4. The intersection right-turn trajectory planning method combining digital traffic rules according to claim 1, characterized in that, Step 3) includes the following steps: Step 31) Determine different trajectory sampling methods for each type of traffic rule, where speed limit rules are incorporated into right-of-way and turning rules; Step 32) Based on the sampling terminal position, use a fifth-order polynomial to fit and optimize the trajectory from the sampling start point to the end point, and construct a right-turn trajectory planning model; Step 33) Optimal trajectory selection: Select the optimal trajectory based on a comprehensive consideration of three categories of indicators: safety, efficiency, and comfort.

5. The intersection right-turn trajectory planning method combining digital traffic rules according to claim 4, characterized in that, In step 31), all sampling is performed in the Frenet coordinate system. In the Frenet coordinate system, the terminal state of the sample is represented by […]. ] indicates that, For longitudinal displacement, For longitudinal velocity, For longitudinal acceleration, This is a lateral displacement. For lateral velocity, This is lateral acceleration.

6. The intersection right-turn trajectory planning method combining digital traffic rules according to claim 4, characterized in that, In step 31), three terminal states are specified. The sampling method, among which, The sampling method for turning is: = The sampling time T is calculated by uniformly sampling 6 points between 2s and 4s. The sampling method for yielding is as follows: = The sampling time T is the time required to obtain the trajectory with optimal smoothness using the Minimum-Jerk method; The sampling method for driving outside the turning range is as follows: = The sampling time T is calculated by uniformly sampling 6 points between 2s and 4s. in, Indicates to There are no requirements regarding the terminal status; This represents the sampling of the terminal speed during the turn, ranging from 0 to... Ten points were sampled evenly between them; The sampling indicates the lateral position, in 0 and Choose between them Indicates the width of a lane; The longitudinal position of the sampling terminal is such that vehicles must stop before the stop line when sampling is performed; This represents the sampling of the terminal speed when driving outside the turning range, in the range of 0 to... Ten points were sampled evenly between them. This indicates the speed limit outside the turning range.

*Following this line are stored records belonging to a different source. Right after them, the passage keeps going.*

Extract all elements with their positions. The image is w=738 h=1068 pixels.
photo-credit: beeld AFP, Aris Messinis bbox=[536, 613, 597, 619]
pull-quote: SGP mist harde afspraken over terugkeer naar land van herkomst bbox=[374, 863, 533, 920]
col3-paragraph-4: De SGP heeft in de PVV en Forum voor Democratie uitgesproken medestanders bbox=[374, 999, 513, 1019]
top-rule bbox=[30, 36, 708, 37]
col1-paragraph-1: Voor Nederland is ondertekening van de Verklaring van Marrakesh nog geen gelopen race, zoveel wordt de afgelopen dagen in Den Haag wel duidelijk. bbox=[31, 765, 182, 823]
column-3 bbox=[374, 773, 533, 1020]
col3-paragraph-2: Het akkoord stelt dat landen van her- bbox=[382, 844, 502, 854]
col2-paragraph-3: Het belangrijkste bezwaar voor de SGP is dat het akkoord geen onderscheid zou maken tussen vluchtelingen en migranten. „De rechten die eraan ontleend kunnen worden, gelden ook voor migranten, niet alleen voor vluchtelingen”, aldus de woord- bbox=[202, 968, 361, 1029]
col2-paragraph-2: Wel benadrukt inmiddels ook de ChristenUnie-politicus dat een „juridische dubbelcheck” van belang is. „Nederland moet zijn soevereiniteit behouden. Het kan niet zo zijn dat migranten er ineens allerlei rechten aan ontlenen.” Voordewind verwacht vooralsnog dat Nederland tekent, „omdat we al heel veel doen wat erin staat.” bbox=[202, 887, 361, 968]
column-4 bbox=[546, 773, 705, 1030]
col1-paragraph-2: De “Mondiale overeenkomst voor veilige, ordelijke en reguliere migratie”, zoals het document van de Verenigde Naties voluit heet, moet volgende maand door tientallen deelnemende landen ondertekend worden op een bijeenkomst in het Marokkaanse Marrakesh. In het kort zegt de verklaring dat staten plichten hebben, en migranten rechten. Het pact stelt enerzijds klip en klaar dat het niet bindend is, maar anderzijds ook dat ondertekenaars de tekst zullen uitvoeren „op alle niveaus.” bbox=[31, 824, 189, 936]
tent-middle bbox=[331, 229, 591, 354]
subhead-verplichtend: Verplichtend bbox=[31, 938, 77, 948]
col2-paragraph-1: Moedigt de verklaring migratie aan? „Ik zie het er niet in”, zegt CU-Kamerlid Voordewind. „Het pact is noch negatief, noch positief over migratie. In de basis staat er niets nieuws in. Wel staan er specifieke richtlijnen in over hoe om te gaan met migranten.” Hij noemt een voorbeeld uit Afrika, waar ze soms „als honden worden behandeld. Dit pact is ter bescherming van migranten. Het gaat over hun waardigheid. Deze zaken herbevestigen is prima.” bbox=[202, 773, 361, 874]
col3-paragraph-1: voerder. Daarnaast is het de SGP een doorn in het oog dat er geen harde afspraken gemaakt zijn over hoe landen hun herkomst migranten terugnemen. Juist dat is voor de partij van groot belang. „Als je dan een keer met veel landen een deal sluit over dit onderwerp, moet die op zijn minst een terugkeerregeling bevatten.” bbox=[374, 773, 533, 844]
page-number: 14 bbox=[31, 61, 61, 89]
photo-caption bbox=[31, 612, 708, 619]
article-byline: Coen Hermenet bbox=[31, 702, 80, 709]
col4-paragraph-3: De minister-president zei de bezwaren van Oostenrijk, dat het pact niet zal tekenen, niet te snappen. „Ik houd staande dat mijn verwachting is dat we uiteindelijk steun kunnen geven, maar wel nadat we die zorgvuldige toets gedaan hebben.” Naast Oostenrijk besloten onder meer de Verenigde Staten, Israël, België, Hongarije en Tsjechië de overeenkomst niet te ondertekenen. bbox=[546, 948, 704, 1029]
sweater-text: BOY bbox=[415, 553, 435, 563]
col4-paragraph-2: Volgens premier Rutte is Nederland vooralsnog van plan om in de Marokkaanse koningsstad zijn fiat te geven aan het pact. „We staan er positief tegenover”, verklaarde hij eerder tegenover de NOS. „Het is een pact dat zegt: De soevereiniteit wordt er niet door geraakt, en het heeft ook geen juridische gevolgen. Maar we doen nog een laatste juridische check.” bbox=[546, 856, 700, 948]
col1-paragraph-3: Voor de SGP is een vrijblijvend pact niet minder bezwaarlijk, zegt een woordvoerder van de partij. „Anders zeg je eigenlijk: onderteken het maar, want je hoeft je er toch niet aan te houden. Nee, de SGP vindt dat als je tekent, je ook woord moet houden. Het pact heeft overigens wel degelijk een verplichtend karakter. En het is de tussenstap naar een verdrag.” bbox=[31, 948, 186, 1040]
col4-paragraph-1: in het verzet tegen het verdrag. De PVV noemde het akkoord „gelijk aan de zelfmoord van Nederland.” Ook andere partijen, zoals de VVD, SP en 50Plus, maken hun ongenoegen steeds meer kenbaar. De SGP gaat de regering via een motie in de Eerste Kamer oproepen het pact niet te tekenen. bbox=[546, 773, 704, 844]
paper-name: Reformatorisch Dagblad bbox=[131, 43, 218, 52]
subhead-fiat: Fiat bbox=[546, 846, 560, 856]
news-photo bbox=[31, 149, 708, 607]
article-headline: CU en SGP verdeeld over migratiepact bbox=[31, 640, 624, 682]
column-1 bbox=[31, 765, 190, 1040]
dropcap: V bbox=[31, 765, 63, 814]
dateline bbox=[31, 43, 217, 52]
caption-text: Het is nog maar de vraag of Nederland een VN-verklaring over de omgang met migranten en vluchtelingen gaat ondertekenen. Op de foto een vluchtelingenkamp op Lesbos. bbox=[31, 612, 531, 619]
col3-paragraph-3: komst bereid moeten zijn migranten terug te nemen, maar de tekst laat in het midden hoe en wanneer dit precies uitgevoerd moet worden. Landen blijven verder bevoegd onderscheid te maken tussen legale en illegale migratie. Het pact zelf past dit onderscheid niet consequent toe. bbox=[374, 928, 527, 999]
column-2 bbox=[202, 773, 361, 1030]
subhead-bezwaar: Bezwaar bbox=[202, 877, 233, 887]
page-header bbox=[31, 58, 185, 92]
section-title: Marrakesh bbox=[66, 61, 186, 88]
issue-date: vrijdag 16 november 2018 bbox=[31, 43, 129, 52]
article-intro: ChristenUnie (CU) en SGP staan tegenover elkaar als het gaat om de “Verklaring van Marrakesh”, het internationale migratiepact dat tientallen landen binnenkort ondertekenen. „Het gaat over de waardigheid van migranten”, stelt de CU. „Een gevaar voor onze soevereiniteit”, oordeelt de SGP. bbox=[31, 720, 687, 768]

7. The intersection right-turn trajectory planning method combining digital traffic rules according to claim 4, characterized in that, Step 33) specifically involves: Safety metrics use collision probability As evaluation indicators, comfort-related indicators use the cumulative Jerk values ​​in both horizontal and vertical directions, while efficiency-related indicators use the speed difference between the average value of the sampled trajectory and the speed limit. After normalizing the three types of indicators, they are summed, and the trajectory with the smallest value is selected as the optimal sampled trajectory. Represented using the Gaussian function: in = , = , The distance between his car and his own. L The length of the vehicle. W For vehicle width, Let V be the variance of the Gaussian function. This represents the maximum distance at which a collision is possible.